Former WFAN Host Craig Carton Subpoenas Barclays Center in Ongoing Fraud Case
U.S. Attorney for the Southern District of New York have filed opposition to the document request.
Craig Carton, whose trial on charges that he allegedly operated a ticketing ponzi scheme is set to begin in October, has filed a number of subpoenas as part of his defense including a demand that New York's Barclays Center, operated by BSE Global, turn over documents going back three years, including communications between the arena and the representatives with the U.S. government.
On Monday, U.S. attorneys with the Southern District of New York filed a motion to quash the subpoenas, arguing the documents were too broad and were not authorized by U.S. District Court Judge Colleen McMahon. Carton is preparing his defense against accusations that he allegedly misappropriated $5.6 million from investors, promising to spend their money to buy and re-sell concert tickets, but instead allegedly used the funds to repay gambling debts and past investors.

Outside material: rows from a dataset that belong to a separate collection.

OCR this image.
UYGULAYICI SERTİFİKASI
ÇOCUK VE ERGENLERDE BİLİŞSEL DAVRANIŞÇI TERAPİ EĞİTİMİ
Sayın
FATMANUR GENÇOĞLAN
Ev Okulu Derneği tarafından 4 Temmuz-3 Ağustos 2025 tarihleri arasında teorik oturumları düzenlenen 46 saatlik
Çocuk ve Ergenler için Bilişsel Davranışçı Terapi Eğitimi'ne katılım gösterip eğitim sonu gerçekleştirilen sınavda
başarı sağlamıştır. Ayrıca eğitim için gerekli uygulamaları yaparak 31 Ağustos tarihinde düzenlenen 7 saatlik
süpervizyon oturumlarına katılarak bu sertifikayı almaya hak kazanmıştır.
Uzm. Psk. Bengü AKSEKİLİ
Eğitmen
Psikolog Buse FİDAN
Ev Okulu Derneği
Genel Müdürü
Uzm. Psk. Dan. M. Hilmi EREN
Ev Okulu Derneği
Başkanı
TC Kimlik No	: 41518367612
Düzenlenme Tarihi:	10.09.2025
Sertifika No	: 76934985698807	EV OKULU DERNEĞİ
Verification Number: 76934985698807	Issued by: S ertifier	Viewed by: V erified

Carton is also accused of deceiving the Barclays Center into facilitating a fraudulent wire transfer as part of an alleged scheme to steal $2 million from a hedge fund. According to an SEC complaint, Carton used his connections at Barclays Center, which had a commercial relationship with his former employer WFAN radio, to trick hedge fund Brigade Capital Management into handing over $2 million for the purchase of Barbra Streisand and Metallica tickets. After the transfer was complete, Carton allegedly contacted officials at BSE Global and convinced arena officials the wire transfer was accidentally sent to the wrong account and had them wire the money to a separate ticket brokerage he controlled.
Now attorneys for Carton are attempting to subpoena the hedge fund involved in the allegedly fraudulent transfer, as well as its law firm and BSE Global, drawing protest from federal prosecutors who call the document requests "extremely broad" and seek "clearly inadmissible material."
"The breadth of the requests alone shows that these subpoenas are improper 'fishing expeditions' intended as a means of illicitly gathering discovery," wrote Assistant US Attorneys Elisha Kobre and Brendan Quigley in a nine-page legal briefing.
"The government has received -- and long ago produced to the defense -- extensive document productions from both the Sports and Entertainment Company and the Hedge Fund," the attorneys later wrote. "The subpoenas are thus wholly improper for this reason too."
With the trial less than two months away, a ruling on the case is expected soon. Earlier this year, Carton co-defendant Joe Meli was sentenced to six-and-a-half years in prison for his involvement in a $98 million ponzi scheme. Carton will be tried alongside strip club owner and alleged co-conspirator Michael Wright — both men face three counts of securities and wire fraud. The trial is set to begin on Oct. 29.